Competitive dynamics have helped. Singapore remains a formidable wealth‑management hub, and the Gulf exchanges have captured attention with oil‑linked mega‑deals. But Hong Kong’s edge in China access is hard to replicate. For issuers anchored in the mainland’s vast supply chains — batteries, chips, industrial automation, pharmaceuticals — a Hong Kong listing brings international capital, research coverage and liquidity without the disclosure regime and litigation risk of U.S. markets. For global investors, it offers concentrated exposure to Chinese growth with rules and infrastructure they understand.
The rebound also reflects human capital rushing back in. Mainland professionals — quants, compliance officers, ECM bankers, technologists — are moving to the city in greater numbers, drawn by career opportunities and the promise of a more open financial architecture than they enjoy at home. Western banks have quietly rebuilt their deal teams, eager to intermediate the reopening of China’s equity story and to win mandates from firms looking to hedge geopolitical risk with multiple listings. A high‑profile pipeline — including a possible Shein flotation — keeps syndicate desks busy even as bankers caution that execution windows can be short.

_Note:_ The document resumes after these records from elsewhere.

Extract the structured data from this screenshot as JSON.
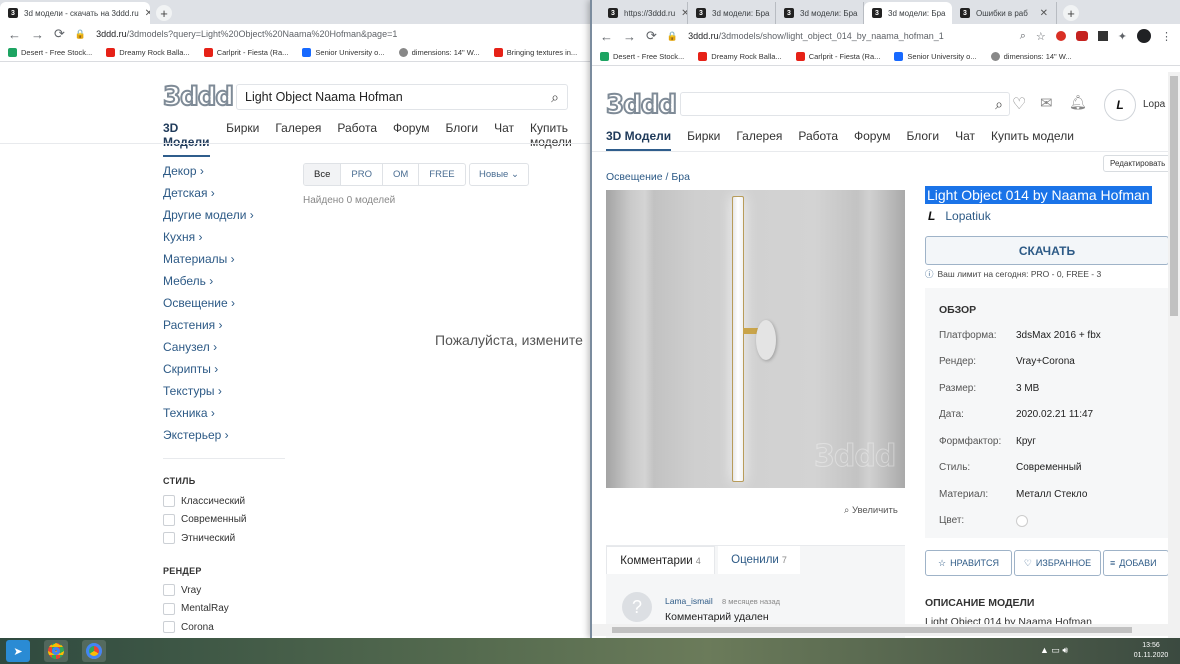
{
  "win1": {
    "tab_title": "3d модели - скачать на 3ddd.ru",
    "url": "3ddd.ru/3dmodels?query=Light%20Object%20Naama%20Hofman&page=1",
    "url_host": "3ddd.ru",
    "url_rest": "/3dmodels?query=Light%20Object%20Naama%20Hofman&page=1",
    "bookmarks": [
      "Desert - Free Stock...",
      "Dreamy Rock Balla...",
      "Carlprit - Fiesta (Ra...",
      "Senior University o...",
      "dimensions: 14\" W...",
      "Bringing textures in..."
    ],
    "logo": "3ddd",
    "search_value": "Light Object Naama Hofman",
    "nav": [
      "3D Модели",
      "Бирки",
      "Галерея",
      "Работа",
      "Форум",
      "Блоги",
      "Чат",
      "Купить модели"
    ],
    "categories": [
      "Декор",
      "Детская",
      "Другие модели",
      "Кухня",
      "Материалы",
      "Мебель",
      "Освещение",
      "Растения",
      "Санузел",
      "Скрипты",
      "Текстуры",
      "Техника",
      "Экстерьер"
    ],
    "style_heading": "СТИЛЬ",
    "styles": [
      "Классический",
      "Современный",
      "Этнический"
    ],
    "render_heading": "РЕНДЕР",
    "renders": [
      "Vray",
      "MentalRay",
      "Corona"
    ],
    "filters": [
      "Все",
      "PRO",
      "ОМ",
      "FREE"
    ],
    "sort": "Новые",
    "found": "Найдено 0 моделей",
    "empty_msg": "Пожалуйста, измените"
  },
  "win2": {
    "tabs": [
      "https://3ddd.ru",
      "3d модели: Бра",
      "3d модели: Бра",
      "3d модели: Бра",
      "Ошибки в раб"
    ],
    "url_host": "3ddd.ru",
    "url_rest": "/3dmodels/show/light_object_014_by_naama_hofman_1",
    "bookmarks": [
      "Desert - Free Stock...",
      "Dreamy Rock Balla...",
      "Carlprit - Fiesta (Ra...",
      "Senior University o...",
      "dimensions: 14\" W..."
    ],
    "logo": "3ddd",
    "user_short": "Lopa",
    "nav": [
      "3D Модели",
      "Бирки",
      "Галерея",
      "Работа",
      "Форум",
      "Блоги",
      "Чат",
      "Купить модели"
    ],
    "edit_btn": "Редактировать",
    "breadcrumb": "Освещение / Бра",
    "title": "Light Object 014 by Naama Hofman",
    "author": "Lopatiuk",
    "download": "СКАЧАТЬ",
    "limit": "Ваш лимит на сегодня: PRO - 0, FREE - 3",
    "overview_heading": "ОБЗОР",
    "specs": [
      {
        "k": "Платформа:",
        "v": "3dsMax 2016 + fbx"
      },
      {
        "k": "Рендер:",
        "v": "Vray+Corona"
      },
      {
        "k": "Размер:",
        "v": "3 MB"
      },
      {
        "k": "Дата:",
        "v": "2020.02.21 11:47"
      },
      {
        "k": "Формфактор:",
        "v": "Круг"
      },
      {
        "k": "Стиль:",
        "v": "Современный"
      },
      {
        "k": "Материал:",
        "v": "Металл Стекло"
      },
      {
        "k": "Цвет:",
        "v": ""
      }
    ],
    "watermark": "3ddd",
    "zoom": "Увеличить",
    "comments_tab": "Комментарии",
    "comments_count": "4",
    "rated_tab": "Оценили",
    "rated_count": "7",
    "comment_user": "Lama_ismail",
    "comment_time": "8 месяцев назад",
    "comment_text": "Комментарий удален",
    "like_btn": "НРАВИТСЯ",
    "fav_btn": "ИЗБРАННОЕ",
    "add_btn": "ДОБАВИ",
    "desc_heading": "ОПИСАНИЕ МОДЕЛИ",
    "desc_text": "Light Object 014 by Naama Hofman"
  },
  "taskbar": {
    "time": "13:56",
    "date": "01.11.2020"
  },
  "colors": {
    "accent": "#2d5a86",
    "selection": "#1a73e8"
  }
}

There are still plenty of caveats. The Hang Seng’s leadership this year rests heavily on policy‑sensitive sectors; a misstep in stimulus, a renewed property‑market wobble or fresh geopolitical shocks could cool sentiment quickly. The IPO league tables, while flattering in the first half, can swing with a handful of U.S. tech deals or Middle Eastern privatisations. And the concentration of Hong Kong’s new issuance in Chinese names means the market is more correlated than ever to Beijing’s regulatory and macro cycles.
Even so, dismissing the 2025 revival as a dead‑cat bounce understates the structural shifts under way. Capital‑market co‑operation between Hong Kong and the mainland has momentum and institutional backing; the Stock Connect and ETF Connect frameworks are now embedded in investor workflows; and the listing pipeline is broader, spanning clean energy, AI hardware, biotech and advanced manufacturing. Meanwhile, price matters: after a grinding bear market, valuations left room for a powerful re‑rating once policy support firmed and earnings stabilized.

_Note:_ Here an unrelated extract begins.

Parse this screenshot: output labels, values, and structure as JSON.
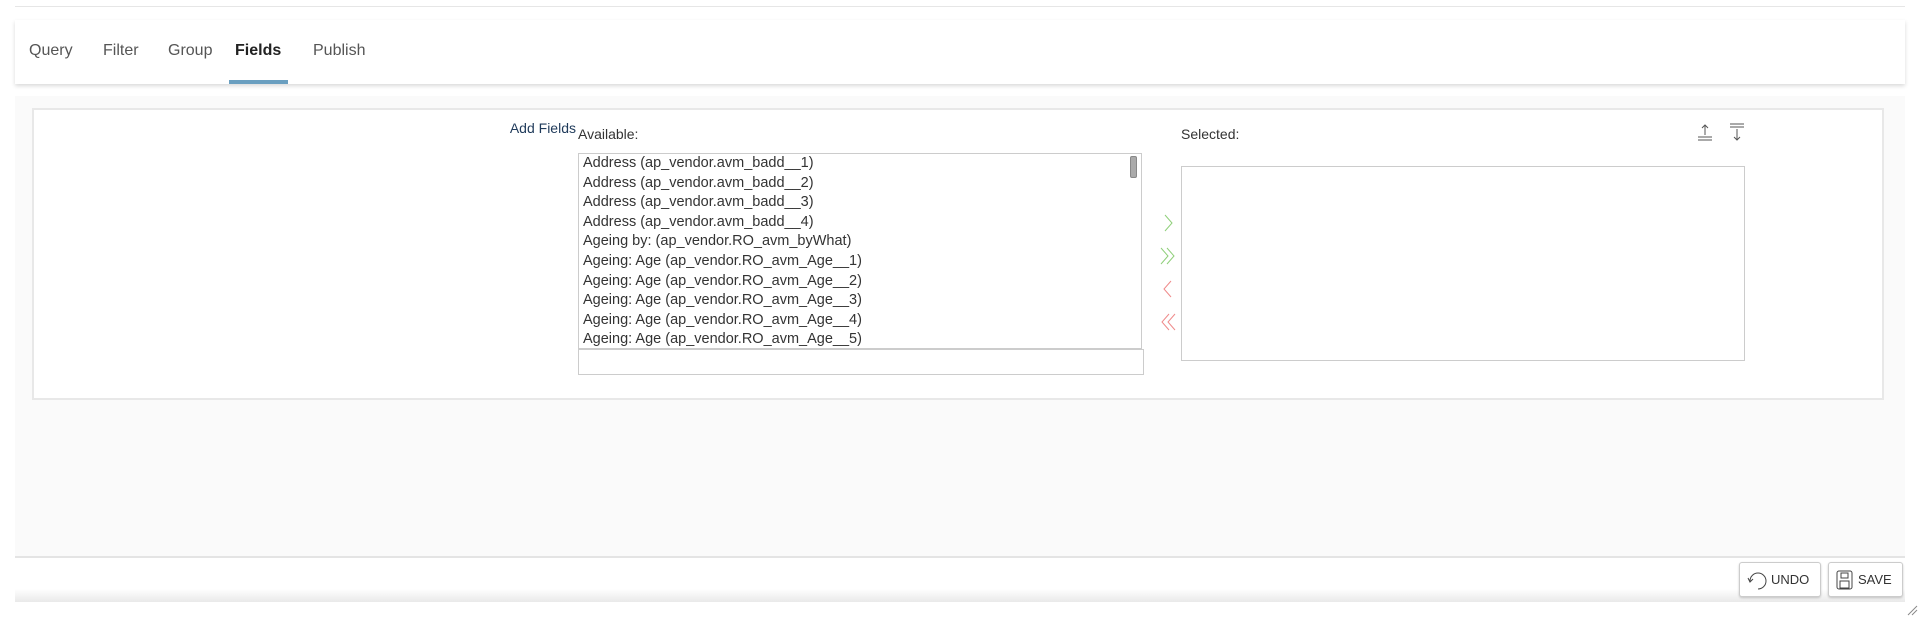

The bigger question is whether finance can boom while the broader economy and civil society remain under strain. Tourism and small‑business activity have not fully recovered; the property market is still adjusting; and the political chill has not lifted. Hong Kong’s unique proposition — cosmopolitan and rule‑of‑law‑based yet integrated with China — is being recalibrated toward serving as China’s international capital‑markets gateway. That may be less “East‑meets‑West” than before, but it is a coherent and investable identity.

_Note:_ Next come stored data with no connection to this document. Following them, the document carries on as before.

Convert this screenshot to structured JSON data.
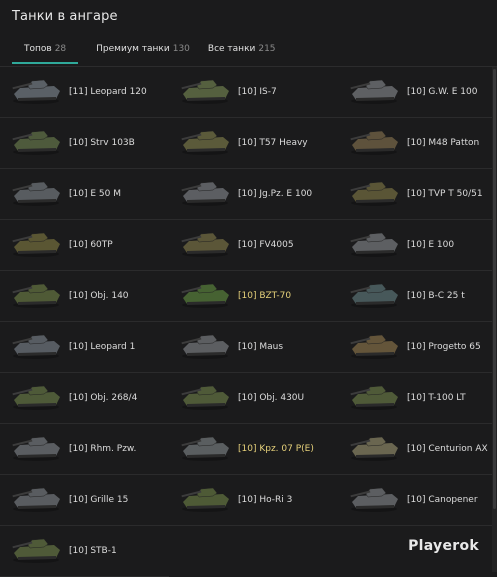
{
  "header": {
    "title": "Танки в ангаре"
  },
  "tabs": [
    {
      "label": "Топов",
      "count": "28"
    },
    {
      "label": "Премиум танки",
      "count": "130"
    },
    {
      "label": "Все танки",
      "count": "215"
    }
  ],
  "tanks": [
    {
      "name": "[11] Leopard 120",
      "premium": false,
      "hull": "#5a6066"
    },
    {
      "name": "[10] IS-7",
      "premium": false,
      "hull": "#55603f"
    },
    {
      "name": "[10] G.W. E 100",
      "premium": false,
      "hull": "#5e6063"
    },
    {
      "name": "[10] Strv 103B",
      "premium": false,
      "hull": "#4e5a3c"
    },
    {
      "name": "[10] T57 Heavy",
      "premium": false,
      "hull": "#5b5a3a"
    },
    {
      "name": "[10] M48 Patton",
      "premium": false,
      "hull": "#5e523c"
    },
    {
      "name": "[10] E 50 M",
      "premium": false,
      "hull": "#585c60"
    },
    {
      "name": "[10] Jg.Pz. E 100",
      "premium": false,
      "hull": "#5c5e62"
    },
    {
      "name": "[10] TVP T 50/51",
      "premium": false,
      "hull": "#5a5536"
    },
    {
      "name": "[10] 60TP",
      "premium": false,
      "hull": "#5a5633"
    },
    {
      "name": "[10] FV4005",
      "premium": false,
      "hull": "#5b5638"
    },
    {
      "name": "[10] E 100",
      "premium": false,
      "hull": "#5d5f62"
    },
    {
      "name": "[10] Obj. 140",
      "premium": false,
      "hull": "#4f5a36"
    },
    {
      "name": "[10] BZT-70",
      "premium": true,
      "hull": "#466232"
    },
    {
      "name": "[10] B-C 25 t",
      "premium": false,
      "hull": "#47585a"
    },
    {
      "name": "[10] Leopard 1",
      "premium": false,
      "hull": "#575c62"
    },
    {
      "name": "[10] Maus",
      "premium": false,
      "hull": "#5c5e61"
    },
    {
      "name": "[10] Progetto 65",
      "premium": false,
      "hull": "#64553a"
    },
    {
      "name": "[10] Obj. 268/4",
      "premium": false,
      "hull": "#4e5a38"
    },
    {
      "name": "[10] Obj. 430U",
      "premium": false,
      "hull": "#4f5a38"
    },
    {
      "name": "[10] T-100 LT",
      "premium": false,
      "hull": "#4f5a38"
    },
    {
      "name": "[10] Rhm. Pzw.",
      "premium": false,
      "hull": "#5a5d61"
    },
    {
      "name": "[10] Kpz. 07 P(E)",
      "premium": true,
      "hull": "#5a5e60"
    },
    {
      "name": "[10] Centurion AX",
      "premium": false,
      "hull": "#6a6650"
    },
    {
      "name": "[10] Grille 15",
      "premium": false,
      "hull": "#595c60"
    },
    {
      "name": "[10] Ho-Ri 3",
      "premium": false,
      "hull": "#4e5a36"
    },
    {
      "name": "[10] Canopener",
      "premium": false,
      "hull": "#5c5e61"
    },
    {
      "name": "[10] STB-1",
      "premium": false,
      "hull": "#4f5a38"
    }
  ],
  "watermark": "Playerok"
}
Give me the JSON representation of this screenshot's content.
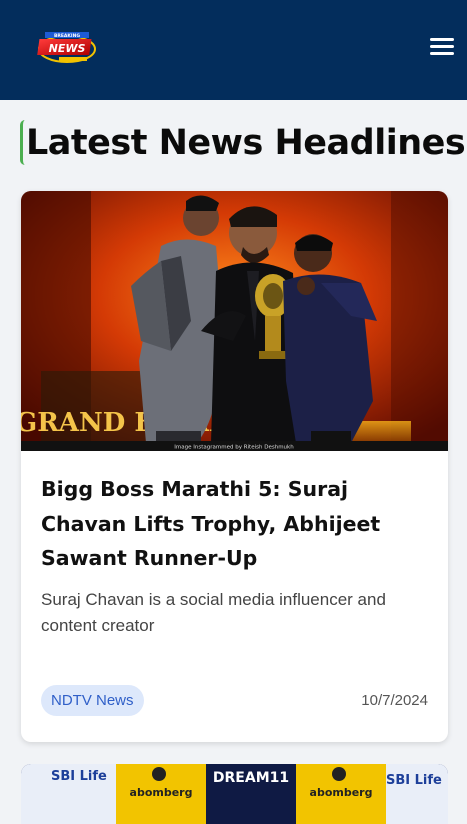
{
  "header": {
    "logo_text": "NEWS",
    "logo_sub": "BREAKING",
    "menu_icon": "hamburger-menu-icon"
  },
  "page": {
    "title": "Latest News Headlines"
  },
  "articles": [
    {
      "headline": "Bigg Boss Marathi 5: Suraj Chavan Lifts Trophy, Abhijeet Sawant Runner-Up",
      "description": "Suraj Chavan is a social media influencer and content creator",
      "source": "NDTV News",
      "date": "10/7/2024",
      "image_caption": "Image Instagrammed by Riteish Deshmukh",
      "image_stage_text": "GRAND FINALE"
    },
    {
      "image_banner_labels": [
        "SBI Life",
        "abomberg",
        "DREAM11",
        "abomberg",
        "SBI Life"
      ]
    }
  ],
  "colors": {
    "header_bg": "#032d5c",
    "accent_bar": "#4caf50",
    "badge_bg": "#dde8fb",
    "badge_text": "#2f5fc8"
  }
}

For investors and issuers, the takeaway is pragmatic. Hong Kong’s financial industry, written off by many after the crackdowns and legal changes, is — on the metrics that markets care about — back. The city has reclaimed the IPO fundraising lead, its benchmark equities are among this year’s top performers and the deal pipeline remains thick. The trade‑offs of the new normal are plain. So, increasingly, are the opportunities.